When a player is checking another in such a way that there is only
stick-to-stick contact, such action is not to be penalized as hooking.” – NHL Rulebook Rule 55
As you can see the main purpose of this rule centers around restrain an opponents ability. Most stick related penalties such as slashing or crosschecking revolve more around the players safety.
A hooking play is a much less dangerous play and more often done in order to gain a competitive advantage. This is why it is called as such.
Another interesting aspect of this rule is that it does not pertain to stick to stick contact. In the NHL it is entirely legal to hook a player so long as you are only contacting his stick.
This is why players are often seen hooking sticks when tying each other up in front of the net. This sort of action does not restrain an opponent but rather just his stick.
Two Minute Minor
A two-minute minor is the most common penalty given out when hooking is committed. This penalty is called when a player is hooked ultimately impeding his progress but not causing any injury or physical harm.
This penalty gives the opposing team a two minute powerplay.
A five-minute major penalty for hooking is a much more rare occurrence. This penalty takes places when a player is hooked and it results in an injury.

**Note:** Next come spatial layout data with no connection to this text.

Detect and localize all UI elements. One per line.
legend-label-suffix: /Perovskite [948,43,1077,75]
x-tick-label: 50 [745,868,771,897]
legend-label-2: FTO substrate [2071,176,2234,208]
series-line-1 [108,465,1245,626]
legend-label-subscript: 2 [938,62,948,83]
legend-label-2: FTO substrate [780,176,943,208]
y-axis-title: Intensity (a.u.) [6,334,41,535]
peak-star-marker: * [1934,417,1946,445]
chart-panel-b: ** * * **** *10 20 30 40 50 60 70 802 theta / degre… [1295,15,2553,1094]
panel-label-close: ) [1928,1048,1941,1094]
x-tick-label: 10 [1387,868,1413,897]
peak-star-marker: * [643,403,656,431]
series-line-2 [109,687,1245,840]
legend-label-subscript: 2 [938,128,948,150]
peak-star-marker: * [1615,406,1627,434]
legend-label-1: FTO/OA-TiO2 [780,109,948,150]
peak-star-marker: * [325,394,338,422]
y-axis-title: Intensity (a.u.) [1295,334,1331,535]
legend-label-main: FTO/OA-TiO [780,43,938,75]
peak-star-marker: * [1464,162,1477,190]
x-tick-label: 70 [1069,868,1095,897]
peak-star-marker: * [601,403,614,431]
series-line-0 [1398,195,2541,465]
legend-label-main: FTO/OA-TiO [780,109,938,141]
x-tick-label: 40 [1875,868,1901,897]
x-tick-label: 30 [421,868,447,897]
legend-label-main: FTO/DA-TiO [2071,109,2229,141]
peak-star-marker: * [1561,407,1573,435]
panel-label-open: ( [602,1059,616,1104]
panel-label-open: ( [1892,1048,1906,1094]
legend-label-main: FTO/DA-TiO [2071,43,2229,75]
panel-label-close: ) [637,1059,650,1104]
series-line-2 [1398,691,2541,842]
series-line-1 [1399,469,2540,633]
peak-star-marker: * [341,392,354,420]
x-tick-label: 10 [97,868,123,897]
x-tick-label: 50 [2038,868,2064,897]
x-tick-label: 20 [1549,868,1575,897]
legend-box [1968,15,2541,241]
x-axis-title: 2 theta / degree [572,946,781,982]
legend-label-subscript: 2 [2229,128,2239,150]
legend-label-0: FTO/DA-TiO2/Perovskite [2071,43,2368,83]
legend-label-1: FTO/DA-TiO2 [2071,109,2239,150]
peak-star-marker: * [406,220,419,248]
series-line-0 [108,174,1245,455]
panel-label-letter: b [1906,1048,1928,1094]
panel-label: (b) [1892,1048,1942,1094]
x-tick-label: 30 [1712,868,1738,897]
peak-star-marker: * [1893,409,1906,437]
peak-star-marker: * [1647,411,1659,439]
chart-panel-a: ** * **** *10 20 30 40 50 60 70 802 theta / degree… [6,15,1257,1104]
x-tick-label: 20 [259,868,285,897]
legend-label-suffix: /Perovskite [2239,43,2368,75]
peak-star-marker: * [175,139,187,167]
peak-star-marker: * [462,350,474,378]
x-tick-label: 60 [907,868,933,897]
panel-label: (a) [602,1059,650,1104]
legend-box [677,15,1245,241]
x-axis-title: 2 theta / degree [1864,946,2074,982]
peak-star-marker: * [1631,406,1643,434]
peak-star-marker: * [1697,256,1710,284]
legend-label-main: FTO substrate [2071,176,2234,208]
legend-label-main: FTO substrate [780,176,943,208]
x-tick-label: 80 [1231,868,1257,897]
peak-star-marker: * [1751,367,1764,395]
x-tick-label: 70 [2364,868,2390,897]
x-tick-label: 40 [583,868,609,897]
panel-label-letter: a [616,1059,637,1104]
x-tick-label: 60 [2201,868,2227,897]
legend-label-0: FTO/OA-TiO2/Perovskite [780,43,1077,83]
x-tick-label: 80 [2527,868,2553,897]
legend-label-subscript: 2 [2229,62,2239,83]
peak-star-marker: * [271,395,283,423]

If a player is injured from a hook it is mandatory that the referee call a five-minute major.
This penalty carries a sentence of five minutes in the box. Though unlike a minor penalty if the opposing team scores when on a five-minute power play the offending player does not get to leave the box.
This type of powerplay continues until the five minnutes is done, regardless of the number of goals scored.
Additionally, a major penalty for hooking is also accompanied by a game misconduct penalty. A game misconduct penalty will always be called when a major penalty is assessed for hooking.
Game Misconduct Penalty
Similar to charging or cross-checking penalties game misconduct penalties are automatically applied if a player is assessed a five minute major penalty for hooking. The player is then immediaetly ejected from the game and cannot return.
Game miscondcut penalties typically include a fine the offending player must pay.
Penalty Shots And Awarded Goals
In certain situations committing a hooking penalty can result in a penalty shot or an awarded goal.
A penalty shot occurs if a player has a clear breakaway prior to his progress being impeded by a hook.
An awarded goal occurs when a player has an imminent scoring opportunity prior to being hooked. In this situation it must be almost guaranteed that the player would have scored if the hook did not take place.